Rounding off JD’s support system is Usha (Freida Pinto), his Indian-American girlfriend who helps him acclimatise to the Yale lifestyle. Being the first person in his family to attend college, JD feels like a square peg in a round hole. At a dinner-cum-interview with law firm partners, he is plagued by social anxiety. When the waiter asks him if he would prefer a Chardonnay or Sauvignon Blanc, he doesn't answer, worried he'll embarrass himself. When he is intimidated by all the extra forks on the dinner table, he calls Usha to walk him through Cutlery 101. In a later phone call as she plays the supportive girlfriend, we learn her father came to the US with nothing and had to similarly find his way. A single line of her backstory is all we get. Because all the women, from Mamaw to mom, from Lindsay to Usha, exist either as catalysts or constraints to help JD realise his American dream.

Glenn Close as Mamaw in Hillbilly Elegy

As the book's subtitle ("A Memoir of a Family and Culture in Crisis") suggests, Vance diagnoses the root cause of his volatile upbringing as a cultural crisis, rather than systemic. It's a shockingly unsound diagnosis. His family struggles to pay for Bev's rehab, and ends up treating her addiction in a rundown motel. The solution here doesn’t lie in preaching self-accountability, but enforcing systemic changes to fix mental healthcare in the US. JD struggled to pay for rehab because the Yale tuition fees has left him with little to spend and in credit card debt. He had to join the Marines to pay for college in the first place. Yet, he preaches hard work and perseverance, instead of a revamp of the education and finance systems. The reason poverty and addiction became a family tradition among "hillbillies" is because coal companies turned their Appalachian neighbourhoods into wastelands. Yet, he serves us this neoliberal morality play as if it were a motivation manifesto. Against the backdrop of all these systemic factors of poverty and addiction, he keeps insisting the solution lies in stick-to-it-iveness and belief in the American Dream.

How the American Dream can also be a nightmare is not exactly an under-filmed subject. Winter's Bone, Matewan, and Harlan County, USA provide far better insight in this regard. In contrast, Hillbilly Elegy tries to indoctrinate that beloved national ethos, which affirms you can escape your past, and achieve prosperity simply through hard work and self-determination. At the same time, Mamaw affirms, "Family is the only thing that means a goddamn thing." These two affirmations are preached with evangelical persistence, even if they aren't always compatible. 

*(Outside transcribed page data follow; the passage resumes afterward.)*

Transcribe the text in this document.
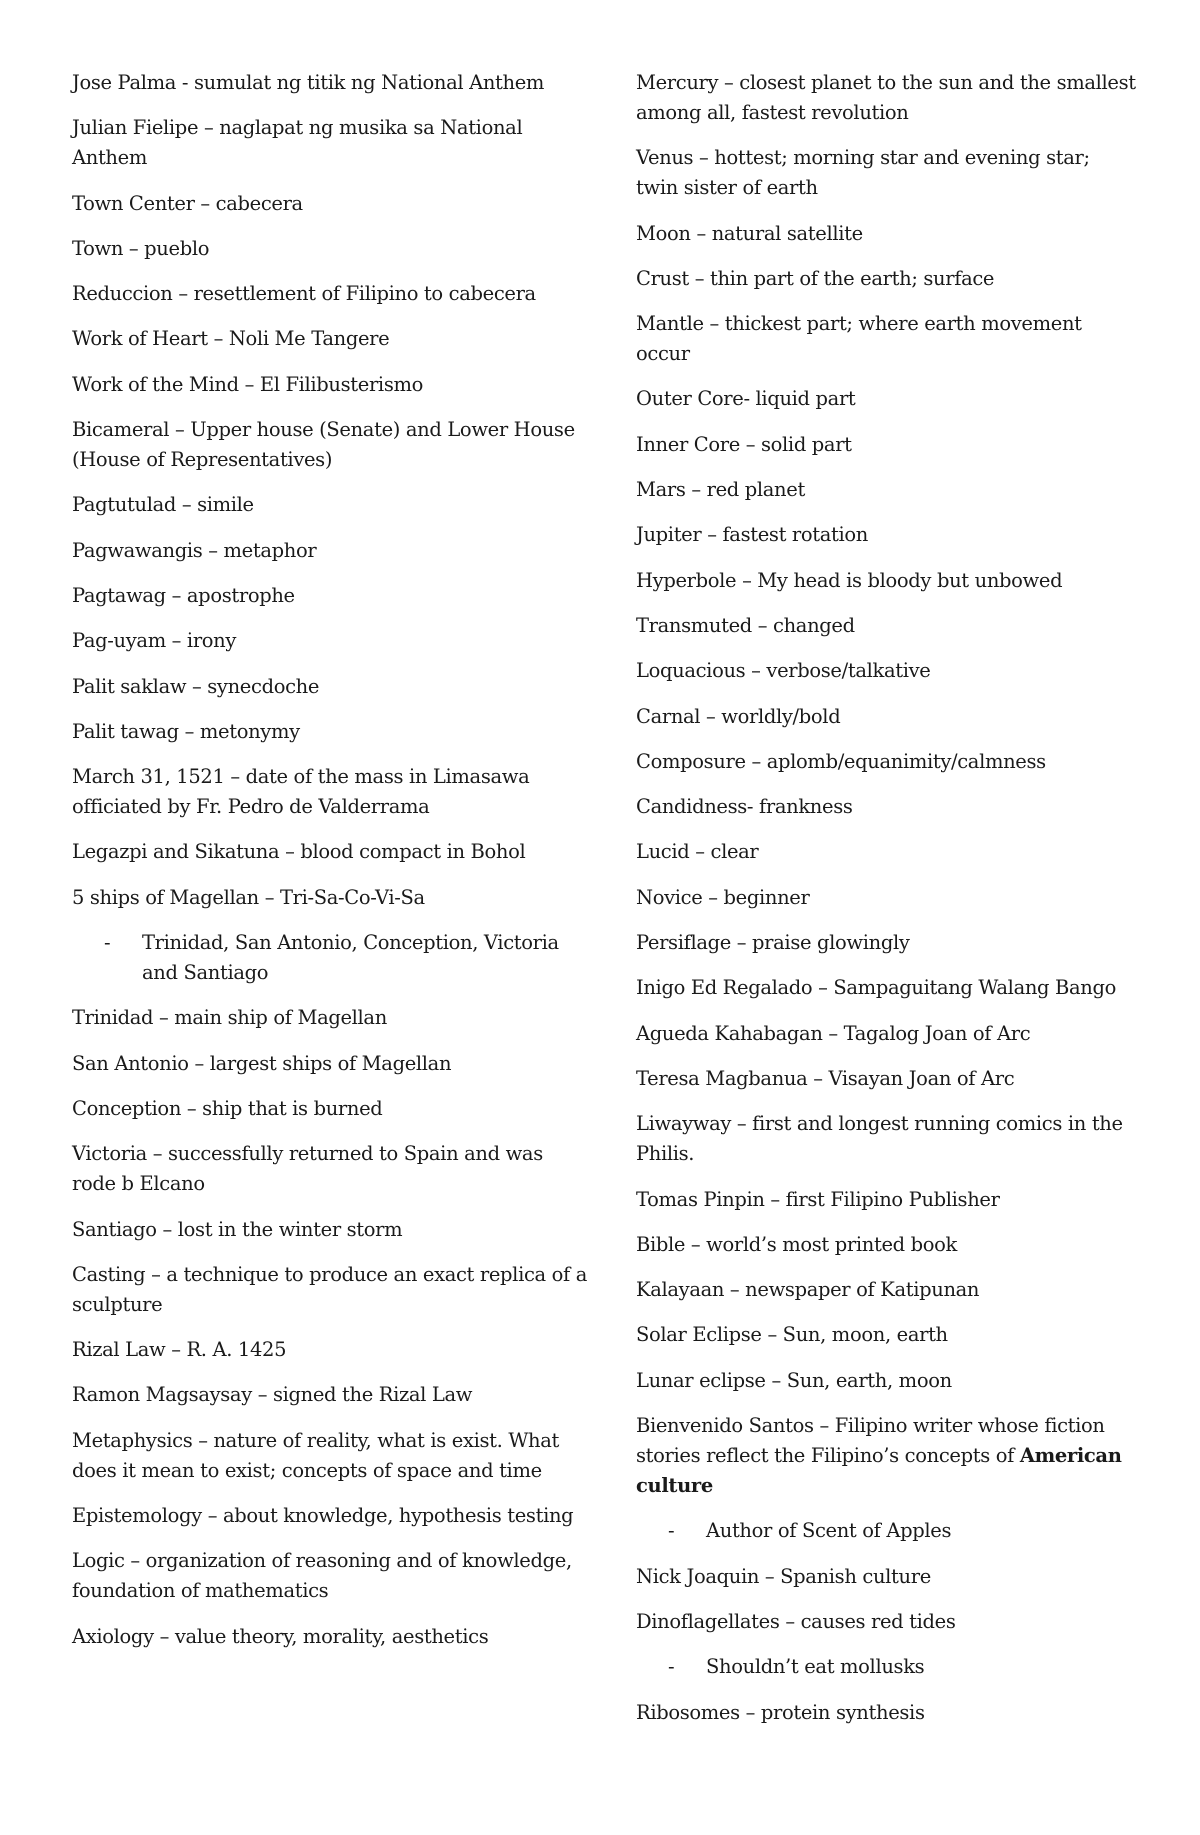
Jose Palma - sumulat ng titik ng National Anthem

Julian Fielipe – naglapat ng musika sa National Anthem

Town Center – cabecera

Town – pueblo

Reduccion – resettlement of Filipino to cabecera

Work of Heart – Noli Me Tangere

Work of the Mind – El Filibusterismo

Bicameral – Upper house (Senate) and Lower House (House of Representatives)

Pagtutulad – simile

Pagwawangis – metaphor

Pagtawag – apostrophe

Pag-uyam – irony

Palit saklaw – synecdoche

Palit tawag – metonymy

March 31, 1521 – date of the mass in Limasawa officiated by Fr. Pedro de Valderrama

Legazpi and Sikatuna – blood compact in Bohol

5 ships of Magellan – Tri-Sa-Co-Vi-Sa

- Trinidad, San Antonio, Conception, Victoria and Santiago

Trinidad – main ship of Magellan

San Antonio – largest ships of Magellan

Conception – ship that is burned

Victoria – successfully returned to Spain and was rode b Elcano

Santiago – lost in the winter storm

Casting – a technique to produce an exact replica of a sculpture

Rizal Law – R. A. 1425

Ramon Magsaysay – signed the Rizal Law

Metaphysics – nature of reality, what is exist. What does it mean to exist; concepts of space and time

Epistemology – about knowledge, hypothesis testing

Logic – organization of reasoning and of knowledge, foundation of mathematics

Axiology – value theory, morality, aesthetics

Mercury – closest planet to the sun and the smallest among all, fastest revolution

Venus – hottest; morning star and evening star; twin sister of earth

Moon – natural satellite

Crust – thin part of the earth; surface

Mantle – thickest part; where earth movement occur

Outer Core- liquid part

Inner Core – solid part

Mars – red planet

Jupiter – fastest rotation

Hyperbole – My head is bloody but unbowed

Transmuted – changed

Loquacious – verbose/talkative

Carnal – worldly/bold

Composure – aplomb/equanimity/calmness

Candidness- frankness

Lucid – clear

Novice – beginner

Persiflage – praise glowingly

Inigo Ed Regalado – Sampaguitang Walang Bango

Agueda Kahabagan – Tagalog Joan of Arc

Teresa Magbanua – Visayan Joan of Arc

Liwayway – first and longest running comics in the Philis.

Tomas Pinpin – first Filipino Publisher

Bible – world’s most printed book

Kalayaan – newspaper of Katipunan

Solar Eclipse – Sun, moon, earth

Lunar eclipse – Sun, earth, moon

Bienvenido Santos – Filipino writer whose fiction stories reflect the Filipino’s concepts of American culture

- Author of Scent of Apples

Nick Joaquin – Spanish culture

Dinoflagellates – causes red tides

- Shouldn’t eat mollusks

Ribosomes – protein synthesis
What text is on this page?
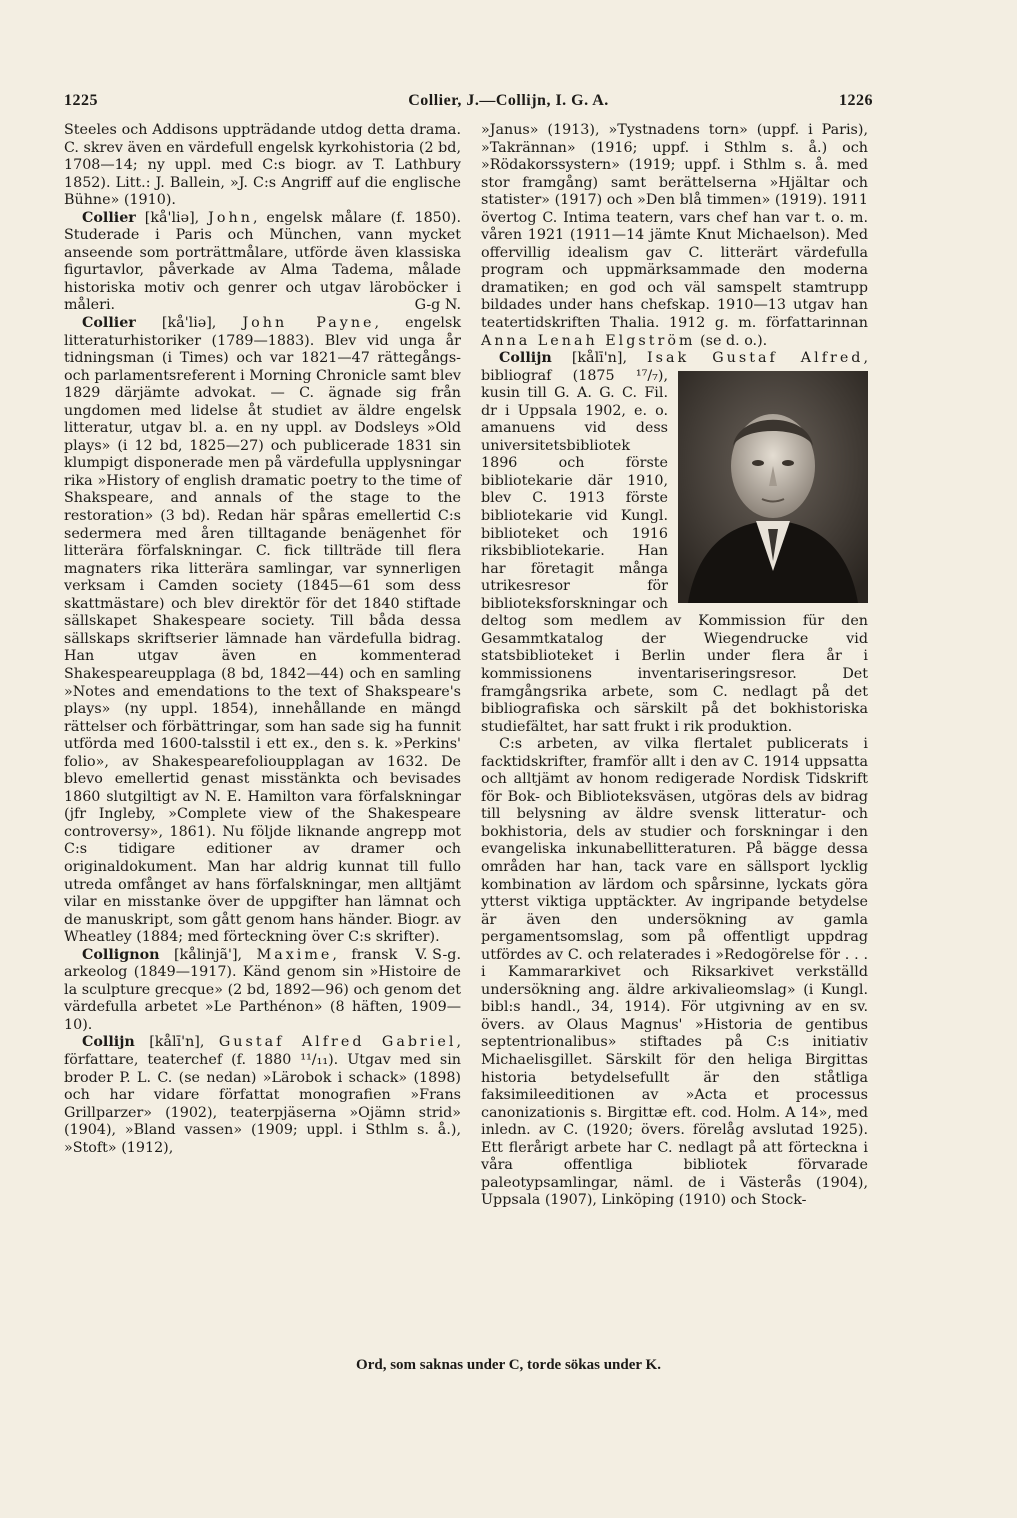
1225	Collier, J.—Collijn, I. G. A.	1226

Steeles och Addisons uppträdande utdog detta drama. C. skrev även en värdefull engelsk kyrkohistoria (2 bd, 1708—14; ny uppl. med C:s biogr. av T. Lathbury 1852). Litt.: J. Ballein, »J. C:s Angriff auf die englische Bühne» (1910).

Collier [kå'liə], John, engelsk målare (f. 1850). Studerade i Paris och München, vann mycket anseende som porträttmålare, utförde även klassiska figurtavlor, påverkade av Alma Tadema, målade historiska motiv och genrer och utgav läroböcker i måleri.	G-g N.

Collier [kå'liə], John Payne, engelsk litteraturhistoriker (1789—1883). Blev vid unga år tidningsman (i Times) och var 1821—47 rättegångs- och parlamentsreferent i Morning Chronicle samt blev 1829 därjämte advokat. — C. ägnade sig från ungdomen med lidelse åt studiet av äldre engelsk litteratur, utgav bl. a. en ny uppl. av Dodsleys »Old plays» (i 12 bd, 1825—27) och publicerade 1831 sin klumpigt disponerade men på värdefulla upplysningar rika »History of english dramatic poetry to the time of Shakspeare, and annals of the stage to the restoration» (3 bd). Redan här spåras emellertid C:s sedermera med åren tilltagande benägenhet för litterära förfalskningar. C. fick tillträde till flera magnaters rika litterära samlingar, var synnerligen verksam i Camden society (1845—61 som dess skattmästare) och blev direktör för det 1840 stiftade sällskapet Shakespeare society. Till båda dessa sällskaps skriftserier lämnade han värdefulla bidrag. Han utgav även en kommenterad Shakespeareupplaga (8 bd, 1842—44) och en samling »Notes and emendations to the text of Shakspeare's plays» (ny uppl. 1854), innehållande en mängd rättelser och förbättringar, som han sade sig ha funnit utförda med 1600-talsstil i ett ex., den s. k. »Perkins' folio», av Shakespearefolioupplagan av 1632. De blevo emellertid genast misstänkta och bevisades 1860 slutgiltigt av N. E. Hamilton vara förfalskningar (jfr Ingleby, »Complete view of the Shakespeare controversy», 1861). Nu följde liknande angrepp mot C:s tidigare editioner av dramer och originaldokument. Man har aldrig kunnat till fullo utreda omfånget av hans förfalskningar, men alltjämt vilar en misstanke över de uppgifter han lämnat och de manuskript, som gått genom hans händer. Biogr. av Wheatley (1884; med förteckning över C:s skrifter).
V. S-g.

Collignon [kålinjã'], Maxime, fransk arkeolog (1849—1917). Känd genom sin »Histoire de la sculpture grecque» (2 bd, 1892—96) och genom det värdefulla arbetet »Le Parthénon» (8 häften, 1909—10).

Collijn [kålī'n], Gustaf Alfred Gabriel, författare, teaterchef (f. 1880 ¹¹/₁₁). Utgav med sin broder P. L. C. (se nedan) »Lärobok i schack» (1898) och har vidare författat monografien »Frans Grillparzer» (1902), teaterpjäserna »Ojämn strid» (1904), »Bland vassen» (1909; uppl. i Sthlm s. å.), »Stoft» (1912),

»Janus» (1913), »Tystnadens torn» (uppf. i Paris), »Takrännan» (1916; uppf. i Sthlm s. å.) och »Rödakorssystern» (1919; uppf. i Sthlm s. å. med stor framgång) samt berättelserna »Hjältar och statister» (1917) och »Den blå timmen» (1919). 1911 övertog C. Intima teatern, vars chef han var t. o. m. våren 1921 (1911—14 jämte Knut Michaelson). Med offervillig idealism gav C. litterärt värdefulla program och uppmärksammade den moderna dramatiken; en god och väl samspelt stamtrupp bildades under hans chefskap. 1910—13 utgav han teatertidskriften Thalia. 1912 g. m. författarinnan Anna Lenah Elgström (se d. o.).

Collijn [kålī'n], Isak Gustaf Alfred
, bibliograf (1875 ¹⁷/₇), kusin till G. A. G. C. Fil. dr i Uppsala 1902, e. o. amanuens vid dess universitetsbibliotek 1896 och förste bibliotekarie där 1910, blev C. 1913 förste bibliotekarie vid Kungl. biblioteket och 1916 riksbibliotekarie. Han har företagit många utrikesresor för biblioteksforskningar och deltog som medlem av Kommission für den Gesammtkatalog der Wiegendrucke vid statsbiblioteket i Berlin under flera år i kommissionens inventariseringsresor. Det framgångsrika arbete, som C. nedlagt på det bibliografiska och särskilt på det bokhistoriska studiefältet, har satt frukt i rik produktion.

C:s arbeten, av vilka flertalet publicerats i facktidskrifter, framför allt i den av C. 1914 uppsatta och alltjämt av honom redigerade Nordisk Tidskrift för Bok- och Biblioteksväsen, utgöras dels av bidrag till belysning av äldre svensk litteratur- och bokhistoria, dels av studier och forskningar i den evangeliska inkunabellitteraturen. På bägge dessa områden har han, tack vare en sällsport lycklig kombination av lärdom och spårsinne, lyckats göra ytterst viktiga upptäckter. Av ingripande betydelse är även den undersökning av gamla pergamentsomslag, som på offentligt uppdrag utfördes av C. och relaterades i »Redogörelse för . . . i Kammararkivet och Riksarkivet verkställd undersökning ang. äldre arkivalieomslag» (i Kungl. bibl:s handl., 34, 1914). För utgivning av en sv. övers. av Olaus Magnus' »Historia de gentibus septentrionalibus» stiftades på C:s initiativ Michaelisgillet. Särskilt för den heliga Birgittas historia betydelsefullt är den ståtliga faksimileeditionen av »Acta et processus canonizationis s. Birgittæ eft. cod. Holm. A 14», med inledn. av C. (1920; övers. förelåg avslutad 1925). Ett flerårigt arbete har C. nedlagt på att förteckna i våra offentliga bibliotek förvarade paleotypsamlingar, näml. de i Västerås (1904), Uppsala (1907), Linköping (1910) och Stock-

Ord, som saknas under C, torde sökas under K.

Amy Adams as Beverley in Hillbilly Elegy

The film is less an elegy, more a limerick. It's one you've likely heard before. The punchline is in the title — hillbilly — and you hear it in every Bev-Mamaw confrontation, in the way JD says “syrup”, and all the sugary platitudes and melodrama. But no amount of sugar can help this bitter medicine go down.

Hillbilly Elegy is streaming on Netflix.